AK PARTİ kongrelerinde yapılan bu şakaları şiddetle kınıyorum.
Bir şehit anasının parti kongresine canlı bağlantısını keşke yapmasalardı, keşke yapmasaydınız arkadaşlar.
Suudi Arabistan Kralının ölümünde Türk Bayrağı’mızı indirip yas ilan edenler, şehitlerimiz için de yas ilan etmeyi keşke becerebilselerdi.
Sayın milletvekilleri, millet olmak, acıları ve sevinçleri birlikte yaşamaktır; birlikte ağlamak, birlikte gülmeyi becerebilmektir.
Saray hükûmetinin yanlış tercihleri ile sağlık krizi, devlet krizi, ekonomik kriz derken milletimizin üzerine âdeta bir karabasan gibi çöktünüz.

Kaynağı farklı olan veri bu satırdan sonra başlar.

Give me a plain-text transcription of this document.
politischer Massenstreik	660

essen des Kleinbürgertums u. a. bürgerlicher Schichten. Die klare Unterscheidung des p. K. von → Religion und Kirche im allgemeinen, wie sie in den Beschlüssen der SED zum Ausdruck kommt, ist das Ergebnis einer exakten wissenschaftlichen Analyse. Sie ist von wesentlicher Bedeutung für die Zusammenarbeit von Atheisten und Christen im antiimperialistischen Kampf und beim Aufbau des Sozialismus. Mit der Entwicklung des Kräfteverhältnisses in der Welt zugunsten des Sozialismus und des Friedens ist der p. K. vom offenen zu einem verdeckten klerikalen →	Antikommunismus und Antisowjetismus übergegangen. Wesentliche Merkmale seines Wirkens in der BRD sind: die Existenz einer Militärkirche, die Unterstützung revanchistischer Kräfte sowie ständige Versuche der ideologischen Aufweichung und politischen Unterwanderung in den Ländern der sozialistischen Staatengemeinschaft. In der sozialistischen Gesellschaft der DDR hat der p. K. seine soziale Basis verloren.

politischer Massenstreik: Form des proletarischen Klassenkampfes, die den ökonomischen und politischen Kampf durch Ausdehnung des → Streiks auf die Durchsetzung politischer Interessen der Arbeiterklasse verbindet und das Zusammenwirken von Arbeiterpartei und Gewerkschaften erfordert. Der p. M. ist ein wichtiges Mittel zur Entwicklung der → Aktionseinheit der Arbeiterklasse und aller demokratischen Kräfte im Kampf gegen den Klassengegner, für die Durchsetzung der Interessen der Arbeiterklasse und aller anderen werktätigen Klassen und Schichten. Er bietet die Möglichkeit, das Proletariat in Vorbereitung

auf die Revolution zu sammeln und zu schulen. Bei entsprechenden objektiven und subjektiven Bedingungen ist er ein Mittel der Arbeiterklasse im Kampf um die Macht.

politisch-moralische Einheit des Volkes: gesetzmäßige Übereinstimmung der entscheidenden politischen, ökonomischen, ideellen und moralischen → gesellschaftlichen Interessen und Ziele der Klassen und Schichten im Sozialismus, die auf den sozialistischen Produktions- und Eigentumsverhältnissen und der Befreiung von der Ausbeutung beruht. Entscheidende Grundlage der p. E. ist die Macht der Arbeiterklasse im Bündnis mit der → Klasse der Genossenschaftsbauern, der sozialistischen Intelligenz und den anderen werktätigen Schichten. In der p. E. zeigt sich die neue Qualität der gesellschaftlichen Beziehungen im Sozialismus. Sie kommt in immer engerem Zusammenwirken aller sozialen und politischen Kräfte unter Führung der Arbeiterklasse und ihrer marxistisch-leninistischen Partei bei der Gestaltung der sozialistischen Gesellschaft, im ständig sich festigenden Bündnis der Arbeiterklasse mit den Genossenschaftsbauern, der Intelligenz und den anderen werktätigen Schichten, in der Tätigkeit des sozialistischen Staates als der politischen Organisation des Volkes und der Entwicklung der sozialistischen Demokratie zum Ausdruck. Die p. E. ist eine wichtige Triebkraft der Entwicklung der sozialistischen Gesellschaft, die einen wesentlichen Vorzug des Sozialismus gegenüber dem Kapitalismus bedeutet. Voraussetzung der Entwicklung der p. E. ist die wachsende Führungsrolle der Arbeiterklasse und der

Esnaf, kafe, bar, restoran çalışanları ve işletmecileri dükkânlarına afiş asıyor, artık haykırıyorlar: “Lütfen sesimizi duyun, dükkânımızı kapatmayın, kapatacaksanız da sahip çıkın.” Esnaf nefes alamadığını ve sesini de duyan olmadığını aşağıdan yüksek sesle dile getiriyor.
Sadece esnaf mı? Değil. Çiftçi perişan, çiftçi mazot almış, gübre almış, borçlu; yemciye borçlu, tohumcuya borçlu, Tarım Kredi Kooperatiflerine borçlu, Ziraat Bankasına borçlu, tarlalarına, traktörlerinin hepsine haciz gelmiş; Kanunların emrettiği desteği alamıyorsa bunun sorumlusu da saray hükûmetidir değerli arkadaşlar.
Saray, esnaftan, çiftçiden esirgediğini faiz lobilerine sürekli olarak veriyor.
Bakın, geçen yıl salgın döneminde bütçeden millete verilen destek sadece 6,5 milyar lira ama faizcilere giden, tek bir ayda yapılan ödemeyse tam 22 milyar lira.
Milletimiz de bu gerçeği bilsin. Milletten esirgenen kaynak, faiz lobilerine oluk oluk -şu anda da hâlâ- akıtılıyor.
Sarayın yandaş basını “Markette nasıl az para harcanır?” diye yayın yapıyorsa, devletin resmî ajansı kendi esnafını unutup Japon esnafının hâlini soruyorsa, fakir fukara semt pazarlarının döküntülerinden evinde tencere kaynatmaya çalışıyorsa bunların sorumlusu on dokuz yıldır bu ülkeyi yönetenlerdir.
Üniversiteli işsizler 1 milyonu aştıysa, gençlerimizin işsizlik oranı yüzde 41’i bulduysa 37 üyeli OECD içinde en çok ev genci olan biz isek tek sorumlusu da tamamen bunlardır.
Milletin derdine dertlenmeyenler, feryadını duymayanlar, milletle dalga geçer gibi “2023’te Ay’a çıkıyoruz.” diyorlar fakat milyonlarca öğrenciye hâlâ EBA’yı ulaştıramıyorlar.
EBA’yı ulaştırdıklarına ise baktığımızda tableti ulaştırmadıklarını görüyoruz.
Böyle bir düzen içindeyiz.
Sonra da “Ay’a çıkacaksınız.” diyorsunuz, peki ben de şunu diyorum:
Millet yaya, siz aya. Ay yolculuğunuzda Allah yolunuzu açık etsin."